Kasus Penyakit Raja Singa (Sifilis) Naik 70 Persen, Literasi Masyarakat Masih Rendah.
(Akses Sehat Indonesia),- Kita ketahui bersama bahwa Sifilis atau yang sering disebut dengan raja singa merupakan penyakit infeksi seksual yang akhir-akhir ini menjadi perbincangan hangat di masyarakat Indonesia. Pasalnya, terjadi trend peningkatan kasus yang signifikan khususnya di satu bulan terakhir dan di 5 tahun terakhir secara umum. Bagaimana tidak, di lansir dari data kemenkes RI pada tahun 2018 terdapat 12.484 kasus dan pada tahun 2022 terdapat penambahan kasus mencapai 20.783 kasus. Dengan demikian terjadi peningkatan sekitar 70 persen.
Penyakit sifilis sendiri disebabkan oleh bakteri Treponema pallidum yang bisa menular melalui cairan tubuh seperti sperma, darah, dan cairan-cairan lainnya. Penularan sifilis sendiri bisa dikategorikan ke dalam 3 cara penularan yaitu melalui perilaku seks yang berisiko, transfusi darah, dan melalui orangtua ke anaknya (kehamilan dan menyusui).
Selain itu, tingginya angka penularan sifilis akhir-akhir ini berbanding terbalik dengan angka pengobatan yang masih sangat rendah. Hal ini disebabkan oleh rendahnya literasi kesehatan masyarakat, utamanya tentang penyakit menular seksual. Selain itu, tingginya stigma di masyarakat tentang penyakit menular seksual, mengakibatkan pasien merasa malu dan enggan melakukan pemeriksaan dan pengobatan ke layanan kesehatan
Oleh karena itu, diperlukan literasi kesehatan masyarakat yang baik suapaya bisa meminimalisir angka penularan. Sebagaimana yang disampaikan oleh ketua yayasan Akses Sehat Indonesia Ibu Alwin Khafidhoh yang menyatakan bahwa “Sifilis adalah salah satu silent disease yang banyak kasusnya di Indonesia sebagaimana TB dan HIV. Diperlukan literasi kesehatan yang baik ke masyarakat agar bisa ditangani dan tidak menyebar,”.

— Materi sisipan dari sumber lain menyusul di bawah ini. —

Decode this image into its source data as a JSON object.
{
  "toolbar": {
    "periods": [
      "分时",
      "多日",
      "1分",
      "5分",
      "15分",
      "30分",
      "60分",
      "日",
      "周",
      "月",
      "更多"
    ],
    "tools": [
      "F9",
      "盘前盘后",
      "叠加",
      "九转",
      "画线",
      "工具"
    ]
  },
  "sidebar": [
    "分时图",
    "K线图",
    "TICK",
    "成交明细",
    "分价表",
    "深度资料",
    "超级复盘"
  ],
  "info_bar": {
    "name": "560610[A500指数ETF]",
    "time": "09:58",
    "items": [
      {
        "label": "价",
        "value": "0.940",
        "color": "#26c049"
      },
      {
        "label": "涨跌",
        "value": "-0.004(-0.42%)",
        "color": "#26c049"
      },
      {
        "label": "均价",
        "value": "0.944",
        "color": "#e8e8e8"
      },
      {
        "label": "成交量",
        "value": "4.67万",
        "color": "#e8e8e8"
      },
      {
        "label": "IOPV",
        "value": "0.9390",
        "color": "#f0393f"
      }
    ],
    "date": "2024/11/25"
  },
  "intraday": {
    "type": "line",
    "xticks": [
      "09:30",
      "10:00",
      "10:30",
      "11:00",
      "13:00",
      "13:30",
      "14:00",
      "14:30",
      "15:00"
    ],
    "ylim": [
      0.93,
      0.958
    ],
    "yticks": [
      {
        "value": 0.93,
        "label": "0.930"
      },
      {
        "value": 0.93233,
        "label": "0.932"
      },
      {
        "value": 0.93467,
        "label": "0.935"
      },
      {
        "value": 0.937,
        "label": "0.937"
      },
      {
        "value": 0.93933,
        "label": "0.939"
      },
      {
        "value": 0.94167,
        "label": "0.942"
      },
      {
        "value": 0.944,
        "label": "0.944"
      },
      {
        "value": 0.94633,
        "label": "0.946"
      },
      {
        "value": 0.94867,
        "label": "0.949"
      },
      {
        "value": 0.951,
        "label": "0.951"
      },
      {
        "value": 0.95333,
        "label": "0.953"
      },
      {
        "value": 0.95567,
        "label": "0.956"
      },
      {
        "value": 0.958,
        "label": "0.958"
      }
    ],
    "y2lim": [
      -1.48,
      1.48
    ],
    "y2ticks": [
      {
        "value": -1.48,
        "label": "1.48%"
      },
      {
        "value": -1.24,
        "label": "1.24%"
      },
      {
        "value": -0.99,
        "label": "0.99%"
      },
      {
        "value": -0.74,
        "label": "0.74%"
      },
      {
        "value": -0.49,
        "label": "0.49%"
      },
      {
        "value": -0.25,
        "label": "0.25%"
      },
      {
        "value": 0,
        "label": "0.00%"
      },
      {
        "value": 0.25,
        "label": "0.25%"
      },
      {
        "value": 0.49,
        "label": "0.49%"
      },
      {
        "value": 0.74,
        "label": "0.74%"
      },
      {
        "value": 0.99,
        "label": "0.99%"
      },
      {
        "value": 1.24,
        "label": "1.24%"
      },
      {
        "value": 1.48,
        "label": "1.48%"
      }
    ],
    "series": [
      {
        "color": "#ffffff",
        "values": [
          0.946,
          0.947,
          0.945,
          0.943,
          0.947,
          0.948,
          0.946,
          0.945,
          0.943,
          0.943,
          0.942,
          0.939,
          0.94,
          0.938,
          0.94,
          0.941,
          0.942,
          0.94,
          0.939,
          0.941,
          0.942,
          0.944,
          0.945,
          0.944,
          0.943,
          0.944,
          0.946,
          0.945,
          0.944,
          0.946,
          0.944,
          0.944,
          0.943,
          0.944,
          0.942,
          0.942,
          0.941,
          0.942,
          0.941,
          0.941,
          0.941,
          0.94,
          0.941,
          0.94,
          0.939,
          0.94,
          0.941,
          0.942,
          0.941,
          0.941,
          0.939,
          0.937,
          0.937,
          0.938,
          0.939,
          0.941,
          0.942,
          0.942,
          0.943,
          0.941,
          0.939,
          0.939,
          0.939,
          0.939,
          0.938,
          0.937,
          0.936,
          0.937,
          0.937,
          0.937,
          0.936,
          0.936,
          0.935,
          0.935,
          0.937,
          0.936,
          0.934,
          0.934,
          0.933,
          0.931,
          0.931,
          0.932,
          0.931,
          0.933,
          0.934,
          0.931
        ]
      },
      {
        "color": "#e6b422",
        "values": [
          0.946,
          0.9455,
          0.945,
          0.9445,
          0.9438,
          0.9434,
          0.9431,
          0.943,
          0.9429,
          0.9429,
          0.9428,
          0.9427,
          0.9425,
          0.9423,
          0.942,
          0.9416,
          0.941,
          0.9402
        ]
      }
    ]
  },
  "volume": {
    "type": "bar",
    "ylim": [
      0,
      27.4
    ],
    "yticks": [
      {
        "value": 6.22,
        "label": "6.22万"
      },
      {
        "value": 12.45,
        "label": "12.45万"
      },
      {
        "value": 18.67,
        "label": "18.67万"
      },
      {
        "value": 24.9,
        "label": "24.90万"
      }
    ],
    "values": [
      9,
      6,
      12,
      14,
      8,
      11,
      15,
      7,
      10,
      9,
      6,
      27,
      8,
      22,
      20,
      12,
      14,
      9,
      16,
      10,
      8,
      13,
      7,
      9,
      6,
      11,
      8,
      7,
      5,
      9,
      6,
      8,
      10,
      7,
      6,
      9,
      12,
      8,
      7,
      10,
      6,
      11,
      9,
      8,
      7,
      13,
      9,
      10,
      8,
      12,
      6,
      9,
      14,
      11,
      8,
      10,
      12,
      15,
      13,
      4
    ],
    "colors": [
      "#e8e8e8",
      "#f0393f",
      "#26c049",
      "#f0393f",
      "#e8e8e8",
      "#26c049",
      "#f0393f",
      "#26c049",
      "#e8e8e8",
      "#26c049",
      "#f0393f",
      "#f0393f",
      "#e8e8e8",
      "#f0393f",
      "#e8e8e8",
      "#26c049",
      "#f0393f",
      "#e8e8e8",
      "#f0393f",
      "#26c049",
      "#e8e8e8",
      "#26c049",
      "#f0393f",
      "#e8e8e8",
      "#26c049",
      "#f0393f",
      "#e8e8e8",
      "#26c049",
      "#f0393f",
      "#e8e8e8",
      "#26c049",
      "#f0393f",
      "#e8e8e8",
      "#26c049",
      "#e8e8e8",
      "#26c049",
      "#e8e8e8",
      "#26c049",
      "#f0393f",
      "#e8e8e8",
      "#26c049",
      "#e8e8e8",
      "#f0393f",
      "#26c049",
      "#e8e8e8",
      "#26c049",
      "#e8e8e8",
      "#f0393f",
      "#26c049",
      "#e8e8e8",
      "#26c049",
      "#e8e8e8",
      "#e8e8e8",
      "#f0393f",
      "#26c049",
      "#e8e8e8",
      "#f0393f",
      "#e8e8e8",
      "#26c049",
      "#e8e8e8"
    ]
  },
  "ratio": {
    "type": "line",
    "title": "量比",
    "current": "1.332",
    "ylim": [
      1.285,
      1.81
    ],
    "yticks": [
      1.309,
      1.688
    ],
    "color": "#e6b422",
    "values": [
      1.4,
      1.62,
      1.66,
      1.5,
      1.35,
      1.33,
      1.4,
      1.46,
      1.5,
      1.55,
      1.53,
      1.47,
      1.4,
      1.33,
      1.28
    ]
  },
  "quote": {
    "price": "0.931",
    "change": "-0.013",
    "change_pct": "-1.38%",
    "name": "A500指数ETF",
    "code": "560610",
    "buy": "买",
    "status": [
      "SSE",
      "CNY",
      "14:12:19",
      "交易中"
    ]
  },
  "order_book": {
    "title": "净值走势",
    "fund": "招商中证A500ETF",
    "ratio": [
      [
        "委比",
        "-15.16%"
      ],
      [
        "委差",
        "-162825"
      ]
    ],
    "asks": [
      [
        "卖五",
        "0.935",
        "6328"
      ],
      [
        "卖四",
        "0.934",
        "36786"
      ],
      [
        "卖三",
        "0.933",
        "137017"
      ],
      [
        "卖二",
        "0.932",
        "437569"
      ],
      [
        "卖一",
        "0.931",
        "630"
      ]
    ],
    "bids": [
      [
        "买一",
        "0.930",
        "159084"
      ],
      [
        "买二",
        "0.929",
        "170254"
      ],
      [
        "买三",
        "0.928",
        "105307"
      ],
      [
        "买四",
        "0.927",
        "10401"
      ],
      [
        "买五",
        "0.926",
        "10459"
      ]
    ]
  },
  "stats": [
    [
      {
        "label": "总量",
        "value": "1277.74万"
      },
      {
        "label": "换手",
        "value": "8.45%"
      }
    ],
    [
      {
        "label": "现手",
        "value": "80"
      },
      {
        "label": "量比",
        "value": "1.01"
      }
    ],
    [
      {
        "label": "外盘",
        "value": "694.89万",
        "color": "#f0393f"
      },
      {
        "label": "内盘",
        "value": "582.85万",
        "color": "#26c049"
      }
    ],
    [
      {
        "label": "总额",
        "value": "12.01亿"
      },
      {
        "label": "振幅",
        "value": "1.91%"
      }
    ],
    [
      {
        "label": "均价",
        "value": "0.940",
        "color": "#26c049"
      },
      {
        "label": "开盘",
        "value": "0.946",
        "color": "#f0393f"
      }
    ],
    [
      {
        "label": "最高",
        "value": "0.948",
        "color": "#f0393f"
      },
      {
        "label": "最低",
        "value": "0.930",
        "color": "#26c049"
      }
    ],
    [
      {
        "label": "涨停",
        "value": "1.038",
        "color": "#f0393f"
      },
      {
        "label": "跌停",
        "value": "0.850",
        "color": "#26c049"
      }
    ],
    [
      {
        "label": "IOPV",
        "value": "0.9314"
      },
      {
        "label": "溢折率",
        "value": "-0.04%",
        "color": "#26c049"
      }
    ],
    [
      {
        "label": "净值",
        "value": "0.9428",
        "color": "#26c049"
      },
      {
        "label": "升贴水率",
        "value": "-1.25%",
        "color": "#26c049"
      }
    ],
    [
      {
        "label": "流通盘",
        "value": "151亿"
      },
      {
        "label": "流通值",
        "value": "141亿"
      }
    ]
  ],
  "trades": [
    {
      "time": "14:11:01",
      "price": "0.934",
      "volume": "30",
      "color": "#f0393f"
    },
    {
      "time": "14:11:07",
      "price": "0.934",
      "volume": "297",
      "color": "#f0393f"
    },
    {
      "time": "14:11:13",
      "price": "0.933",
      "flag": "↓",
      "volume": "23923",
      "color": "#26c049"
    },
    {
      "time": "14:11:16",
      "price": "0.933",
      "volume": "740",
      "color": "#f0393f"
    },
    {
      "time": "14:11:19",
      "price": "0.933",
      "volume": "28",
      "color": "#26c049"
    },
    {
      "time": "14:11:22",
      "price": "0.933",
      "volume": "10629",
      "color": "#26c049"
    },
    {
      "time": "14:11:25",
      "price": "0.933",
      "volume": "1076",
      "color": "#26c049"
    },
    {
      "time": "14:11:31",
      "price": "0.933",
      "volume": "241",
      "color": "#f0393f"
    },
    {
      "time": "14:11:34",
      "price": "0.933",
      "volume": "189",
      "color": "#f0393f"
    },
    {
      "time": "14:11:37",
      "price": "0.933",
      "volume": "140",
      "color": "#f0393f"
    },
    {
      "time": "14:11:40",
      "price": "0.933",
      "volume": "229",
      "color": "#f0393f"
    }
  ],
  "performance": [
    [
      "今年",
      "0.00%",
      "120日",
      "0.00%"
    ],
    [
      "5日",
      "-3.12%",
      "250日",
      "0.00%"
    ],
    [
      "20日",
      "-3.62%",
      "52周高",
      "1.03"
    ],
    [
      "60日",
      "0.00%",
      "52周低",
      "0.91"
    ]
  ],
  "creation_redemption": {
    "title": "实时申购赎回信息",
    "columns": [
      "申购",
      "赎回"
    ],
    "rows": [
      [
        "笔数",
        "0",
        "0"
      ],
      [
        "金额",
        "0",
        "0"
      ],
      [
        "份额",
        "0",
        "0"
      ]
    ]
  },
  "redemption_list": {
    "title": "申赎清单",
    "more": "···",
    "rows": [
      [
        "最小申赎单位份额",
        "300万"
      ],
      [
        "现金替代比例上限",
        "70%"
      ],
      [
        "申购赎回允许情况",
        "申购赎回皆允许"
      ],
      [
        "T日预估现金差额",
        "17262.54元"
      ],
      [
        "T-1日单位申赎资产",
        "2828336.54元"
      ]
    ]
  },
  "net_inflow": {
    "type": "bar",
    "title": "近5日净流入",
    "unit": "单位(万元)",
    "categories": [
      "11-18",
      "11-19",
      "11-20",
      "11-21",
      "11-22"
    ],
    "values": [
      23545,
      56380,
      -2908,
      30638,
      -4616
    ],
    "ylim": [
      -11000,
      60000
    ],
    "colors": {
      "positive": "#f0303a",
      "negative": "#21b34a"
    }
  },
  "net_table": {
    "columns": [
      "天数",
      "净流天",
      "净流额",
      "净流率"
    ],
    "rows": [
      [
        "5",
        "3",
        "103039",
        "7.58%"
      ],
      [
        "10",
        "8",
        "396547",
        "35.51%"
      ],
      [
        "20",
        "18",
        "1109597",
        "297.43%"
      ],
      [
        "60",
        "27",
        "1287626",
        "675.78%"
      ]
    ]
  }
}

Permasalahan tidak hanya terletak pada literasi kesehatan masyarakat yang masih rendah. Namun juga pada redahnya pasien sifilis yang mendapatkan pengobatan.
“Sisanya ada 60 persen yang tidak mendapatkan pengobatan dan berpotensi menularkan dan menimbulkan cacat pada anak yang dilahirkan,” ungkap dr. Syahril selaku juru bicara Kementerian Kesehatan RI dalam konferensi pers yang digelar Kemenkes secara daring, Senin (8/5/2023).
Sebagaimana disebutkan di atas, stigma negatif yang berkembang di masyarakat disinyalir menjadi salah satu penyebab rendahnya angka pengobatan ini. Dari sini kita harapkan adanya upaya serius dari pemerintah dalam mencegah peningkatan penularan penyakit ini ke tahap yang lebih parah.
“Pemerintah bisa mengembangkan silent health services untuk memberi layanan kesehatan dengan tetap menjaga privasi pasien,” tambah Ibu Alwin.
Dengan perkembangan teknologi komunikasi dan media sosial, layanan tersebut sangat mungkin dilakukan.
Di akhir kata Akses Sehat Indonesia terus berupaya dalam memberikan edukasi seputar kesehatan dalam rangka meningkatkan kualitas kesehatan masyarakat yang lebih baik.